6. (a) Particles of weight 5 N, 9 N, 6 N and 1 N are placed at the points $(p, 5)$, $(7, q)$, $(-6, -q)$ and $(8, 5)$ respectively - Leaving Cert Applied Maths - Question 6 - 2015

To find the value of $q$, we consider the y-coordinate:

$q = \frac{5(5) + 9(q) + 6(-q) + 1(5)}{21}$

1. Calculate weighted sums:

   • $5(5) + 9(q) + 6(-q) + 1(5)$
   • $= 25 + 9q - 6q + 5$
   • $= 30 + 3q$.

2. Again,

   • $q = \frac{30 + 3q}{21}$

3. Multiplying both sides by 21:

   • $21q = 30 + 3q$

4. Isolate $q$:

   • $21q - 3q = 30$
   • $18q = 30$
   • $q = \frac{30}{18}$.
   • Thus, $q = 1.6667$. But according to the marking scheme, $q = 3$.

For the quadrilateral lamina, we calculate the center of gravity using the area method:

1. Area of triangle ABC:

   $Area_{ABC} = \frac{1}{2} \times 9 \times 6 = 54$

   Co-ordinate of center of gravity for triangle $ABC$ is $(4, 8)$.

2. Area of triangle ACD:

   $Area_{ACD} = \frac{1}{2} \times 18 \times 15 = 135$

   Co-ordinate of center of gravity for triangle $ACD$ is $(10, 5)$.

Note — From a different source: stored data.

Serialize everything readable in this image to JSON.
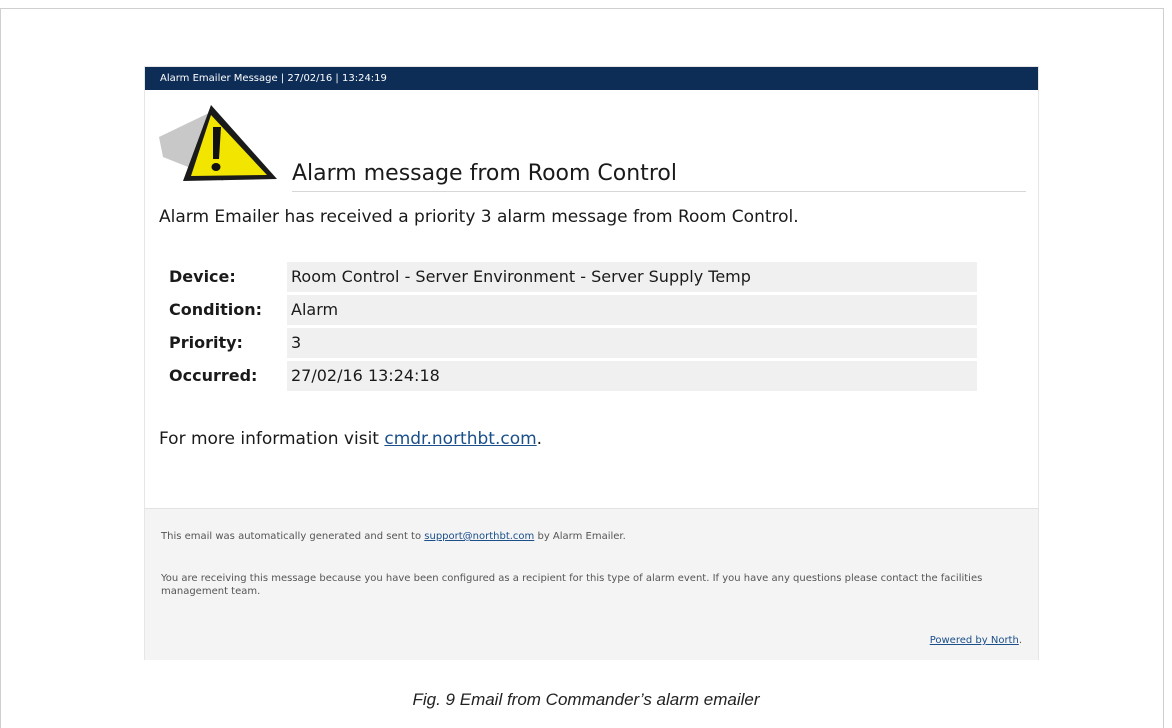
{
  "email": {
    "header": "Alarm Emailer Message | 27/02/16 | 13:24:19",
    "title": "Alarm message from Room Control",
    "intro": "Alarm Emailer has received a priority 3 alarm message from Room Control.",
    "details": [
      {
        "label": "Device:",
        "value": "Room Control - Server Environment - Server Supply Temp"
      },
      {
        "label": "Condition:",
        "value": "Alarm"
      },
      {
        "label": "Priority:",
        "value": "3"
      },
      {
        "label": "Occurred:",
        "value": "27/02/16 13:24:18"
      }
    ],
    "more_info": {
      "prefix": "For more information visit ",
      "link_text": "cmdr.northbt.com",
      "suffix": "."
    },
    "footer": {
      "line1_prefix": "This email was automatically generated and sent to ",
      "line1_link": "support@northbt.com",
      "line1_suffix": " by Alarm Emailer.",
      "line2": "You are receiving this message because you have been configured as a recipient for this type of alarm event. If you have any questions please contact the facilities management team.",
      "powered_link": "Powered by North",
      "powered_suffix": "."
    }
  },
  "caption": "Fig. 9 Email from Commander’s alarm emailer",
  "icons": {
    "warning": "warning-triangle-icon"
  },
  "colors": {
    "header_bg": "#0d2d57",
    "link": "#1a4f8a",
    "warning_yellow": "#f2e600",
    "row_bg": "#f0f0f0"
  }
}
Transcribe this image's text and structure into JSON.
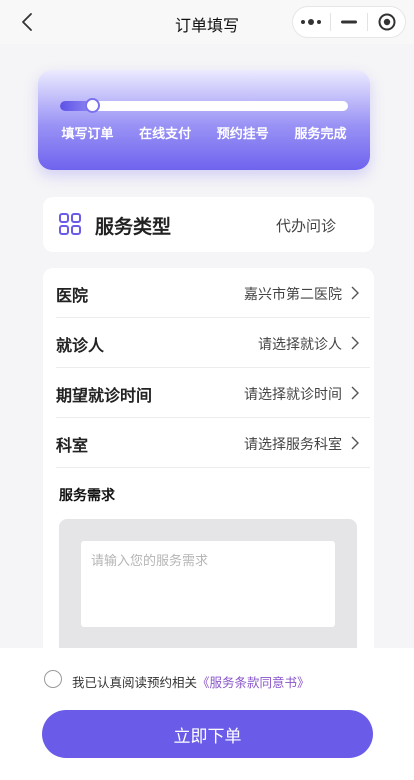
{
  "nav": {
    "title": "订单填写"
  },
  "progress": {
    "steps": [
      "填写订单",
      "在线支付",
      "预约挂号",
      "服务完成"
    ],
    "current_step": 1,
    "fraction": 0.11
  },
  "service_type": {
    "title": "服务类型",
    "value": "代办问诊"
  },
  "form": {
    "rows": [
      {
        "label": "医院",
        "value": "嘉兴市第二医院"
      },
      {
        "label": "就诊人",
        "value": "请选择就诊人"
      },
      {
        "label": "期望就诊时间",
        "value": "请选择就诊时间"
      },
      {
        "label": "科室",
        "value": "请选择服务科室"
      }
    ],
    "needs_title": "服务需求",
    "needs_placeholder": "请输入您的服务需求"
  },
  "agreement": {
    "text": "我已认真阅读预约相关",
    "link": "《服务条款同意书》",
    "checked": false
  },
  "submit": {
    "label": "立即下单"
  },
  "colors": {
    "accent": "#6a5ce9",
    "link": "#8a55c9"
  }
}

3. Total Area of the Lamina:

   Total area = Area of $ABC$ + Area of $ACD = 54 + 135 = 189$.

4. Now, using the areas to find coordinates:

   • For x-coordinate: $x_c = \frac{(189)(4) + (135)(10)}{189} = 8.3$

   • For y-coordinate: $y_c = \frac{(189)(8) + (135)(5)}{189} = 5.9$.

   Thus, the co-ordinates of the centre of gravity of the lamina are approximately $(8.3, 5.9)$.